Data selection and analysis
For analysis, the data were imported into GraphPad Prism 5. Only cancers that show childhood/young adulthood incidence peaks and do not show middle/old age incidence peaks were analysed further. The middle age of each age group was used as the x value, e.g. 17.5 for the “15-19 years” age group. Data were analysed with Nonlinear regression.
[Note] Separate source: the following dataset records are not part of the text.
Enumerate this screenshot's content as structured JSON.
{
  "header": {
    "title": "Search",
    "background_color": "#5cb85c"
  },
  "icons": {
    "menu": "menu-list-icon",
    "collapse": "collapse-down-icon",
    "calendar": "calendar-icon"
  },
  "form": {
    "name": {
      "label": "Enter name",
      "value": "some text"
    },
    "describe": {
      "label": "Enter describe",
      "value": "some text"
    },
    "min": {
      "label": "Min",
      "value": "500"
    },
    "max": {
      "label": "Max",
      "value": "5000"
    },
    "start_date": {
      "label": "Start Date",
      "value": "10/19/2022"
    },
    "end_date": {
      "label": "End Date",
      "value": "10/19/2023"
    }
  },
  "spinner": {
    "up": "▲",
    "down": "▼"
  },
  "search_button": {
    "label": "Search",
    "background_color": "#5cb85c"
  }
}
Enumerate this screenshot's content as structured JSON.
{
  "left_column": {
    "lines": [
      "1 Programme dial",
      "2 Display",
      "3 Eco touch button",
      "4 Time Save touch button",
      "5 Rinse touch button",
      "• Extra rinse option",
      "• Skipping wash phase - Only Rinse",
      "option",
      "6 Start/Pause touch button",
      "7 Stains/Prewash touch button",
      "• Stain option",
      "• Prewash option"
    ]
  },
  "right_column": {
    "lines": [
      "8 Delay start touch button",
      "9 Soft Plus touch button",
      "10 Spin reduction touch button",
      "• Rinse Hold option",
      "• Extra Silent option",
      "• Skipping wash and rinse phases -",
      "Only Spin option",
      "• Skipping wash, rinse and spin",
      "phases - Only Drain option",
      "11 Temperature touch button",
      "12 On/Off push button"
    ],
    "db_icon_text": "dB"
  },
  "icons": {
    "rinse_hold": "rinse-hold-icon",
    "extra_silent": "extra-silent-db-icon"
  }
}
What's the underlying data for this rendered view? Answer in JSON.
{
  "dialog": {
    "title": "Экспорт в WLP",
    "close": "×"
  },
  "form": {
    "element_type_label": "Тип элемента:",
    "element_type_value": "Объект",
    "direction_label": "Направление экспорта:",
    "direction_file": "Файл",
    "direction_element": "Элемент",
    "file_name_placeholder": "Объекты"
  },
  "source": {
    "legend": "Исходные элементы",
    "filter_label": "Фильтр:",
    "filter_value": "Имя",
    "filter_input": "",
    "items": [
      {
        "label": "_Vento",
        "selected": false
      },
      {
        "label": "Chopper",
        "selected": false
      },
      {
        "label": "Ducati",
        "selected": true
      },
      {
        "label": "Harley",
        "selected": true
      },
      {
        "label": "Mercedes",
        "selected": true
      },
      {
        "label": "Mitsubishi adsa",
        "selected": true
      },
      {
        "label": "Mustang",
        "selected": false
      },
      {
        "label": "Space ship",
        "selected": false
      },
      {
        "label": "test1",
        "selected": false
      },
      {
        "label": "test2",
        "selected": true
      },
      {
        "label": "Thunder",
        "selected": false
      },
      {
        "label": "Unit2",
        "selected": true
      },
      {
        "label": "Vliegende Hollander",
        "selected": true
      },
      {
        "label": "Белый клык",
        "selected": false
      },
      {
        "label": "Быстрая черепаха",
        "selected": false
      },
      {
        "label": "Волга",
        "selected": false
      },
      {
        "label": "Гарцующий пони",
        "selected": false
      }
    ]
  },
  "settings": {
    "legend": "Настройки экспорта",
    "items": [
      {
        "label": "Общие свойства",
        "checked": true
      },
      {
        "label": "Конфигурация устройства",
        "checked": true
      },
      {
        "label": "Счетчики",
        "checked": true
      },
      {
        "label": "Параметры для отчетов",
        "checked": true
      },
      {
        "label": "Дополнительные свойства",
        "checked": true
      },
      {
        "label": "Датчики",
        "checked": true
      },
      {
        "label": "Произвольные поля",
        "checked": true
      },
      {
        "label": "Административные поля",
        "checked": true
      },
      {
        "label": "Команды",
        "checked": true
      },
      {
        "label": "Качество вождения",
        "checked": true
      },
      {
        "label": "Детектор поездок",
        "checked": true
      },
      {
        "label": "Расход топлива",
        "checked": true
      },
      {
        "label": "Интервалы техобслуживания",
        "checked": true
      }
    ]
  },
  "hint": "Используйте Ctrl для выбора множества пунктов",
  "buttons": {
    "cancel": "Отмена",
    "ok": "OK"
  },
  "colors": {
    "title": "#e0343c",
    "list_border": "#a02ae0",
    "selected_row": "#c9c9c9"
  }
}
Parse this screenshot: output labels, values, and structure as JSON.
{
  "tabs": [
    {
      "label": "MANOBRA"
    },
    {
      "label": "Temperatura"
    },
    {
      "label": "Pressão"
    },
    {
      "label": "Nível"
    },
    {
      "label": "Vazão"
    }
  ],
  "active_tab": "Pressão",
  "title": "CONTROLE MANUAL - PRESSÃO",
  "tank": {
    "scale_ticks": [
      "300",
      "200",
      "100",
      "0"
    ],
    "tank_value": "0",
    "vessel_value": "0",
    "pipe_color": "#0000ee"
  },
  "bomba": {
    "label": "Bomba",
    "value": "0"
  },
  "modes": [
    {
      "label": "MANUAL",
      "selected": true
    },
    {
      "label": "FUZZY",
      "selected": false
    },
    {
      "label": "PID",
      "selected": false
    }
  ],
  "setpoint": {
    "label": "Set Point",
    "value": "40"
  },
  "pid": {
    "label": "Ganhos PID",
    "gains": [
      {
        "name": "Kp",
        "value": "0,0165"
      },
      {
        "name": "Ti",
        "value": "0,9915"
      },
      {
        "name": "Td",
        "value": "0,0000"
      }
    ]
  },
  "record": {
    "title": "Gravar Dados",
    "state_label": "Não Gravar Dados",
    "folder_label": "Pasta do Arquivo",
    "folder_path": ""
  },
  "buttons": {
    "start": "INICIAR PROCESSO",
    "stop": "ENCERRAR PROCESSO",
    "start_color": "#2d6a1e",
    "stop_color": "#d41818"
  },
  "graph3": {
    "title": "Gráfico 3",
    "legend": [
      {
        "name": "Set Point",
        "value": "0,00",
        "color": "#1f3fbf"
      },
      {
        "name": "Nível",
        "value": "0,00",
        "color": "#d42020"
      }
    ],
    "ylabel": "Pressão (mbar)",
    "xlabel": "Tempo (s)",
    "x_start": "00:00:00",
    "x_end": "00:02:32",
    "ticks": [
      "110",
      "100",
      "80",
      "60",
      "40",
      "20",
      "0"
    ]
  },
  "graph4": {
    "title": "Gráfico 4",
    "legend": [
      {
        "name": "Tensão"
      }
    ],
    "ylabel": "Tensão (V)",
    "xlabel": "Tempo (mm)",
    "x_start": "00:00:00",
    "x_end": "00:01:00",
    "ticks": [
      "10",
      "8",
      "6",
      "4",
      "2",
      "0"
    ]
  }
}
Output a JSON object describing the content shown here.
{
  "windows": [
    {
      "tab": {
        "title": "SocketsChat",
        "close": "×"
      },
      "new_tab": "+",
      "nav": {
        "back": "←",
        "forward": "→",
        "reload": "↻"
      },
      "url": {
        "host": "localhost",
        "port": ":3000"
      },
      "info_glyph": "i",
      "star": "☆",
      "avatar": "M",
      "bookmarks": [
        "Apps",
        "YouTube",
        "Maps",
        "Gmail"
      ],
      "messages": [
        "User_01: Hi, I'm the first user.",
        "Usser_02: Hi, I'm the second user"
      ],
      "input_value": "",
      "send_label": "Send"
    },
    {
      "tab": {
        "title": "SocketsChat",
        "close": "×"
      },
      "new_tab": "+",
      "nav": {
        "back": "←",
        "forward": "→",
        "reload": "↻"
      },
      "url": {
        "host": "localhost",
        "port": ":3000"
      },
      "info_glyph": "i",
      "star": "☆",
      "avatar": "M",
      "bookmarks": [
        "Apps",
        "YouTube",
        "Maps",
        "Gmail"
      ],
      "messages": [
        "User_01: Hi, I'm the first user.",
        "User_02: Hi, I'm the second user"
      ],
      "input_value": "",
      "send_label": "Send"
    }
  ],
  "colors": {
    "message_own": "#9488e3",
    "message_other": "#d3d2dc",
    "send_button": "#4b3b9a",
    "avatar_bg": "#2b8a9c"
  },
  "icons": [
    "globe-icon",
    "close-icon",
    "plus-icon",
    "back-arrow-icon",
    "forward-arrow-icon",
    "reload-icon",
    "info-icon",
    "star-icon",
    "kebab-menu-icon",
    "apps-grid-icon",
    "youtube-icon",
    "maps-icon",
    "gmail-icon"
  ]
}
The following User-defined equations were created for the statistical distributions:
Gamma:
Y=A*(x^(k-1))*(exp(-x/b))/((b^k)*gamma(k))
Extreme value:
Y=A*(exp(-((x-t)/b)))*(exp(-exp(-((x-t)/b))))/b
Logistic:
Y=A*(exp((x-t)/b))/(b*((1+exp((x-t)/b))^2))
Normal:
Y=A*(exp(-0.5*(((x-t)/b)^2)))/(b*((2*pi)^0.5))
Weibull:
Y=A*(k/(b^k))*(x^(k-1))*exp(-((x/b)^k))
The parameter A was constrained to “Must be between zero and 100 000.0”, parameter t to “Must be between zero and 150.0”, parameters b and k to “Must be greater than 0.0”. “Initial values, to be fit” for all parameters were set to 1.0. All other settings were left by default, e.g. Least squares fit and No weighting.
For the Erlang distribution, the parameter k for each cancer type was estimated by the fitting of the Gamma distribution, rounded to the nearest integer and used as “Constant equal to” in the second round of the Gamma distribution fitting, which provided the final results.
Footnotes
The author declares no conflict of interest.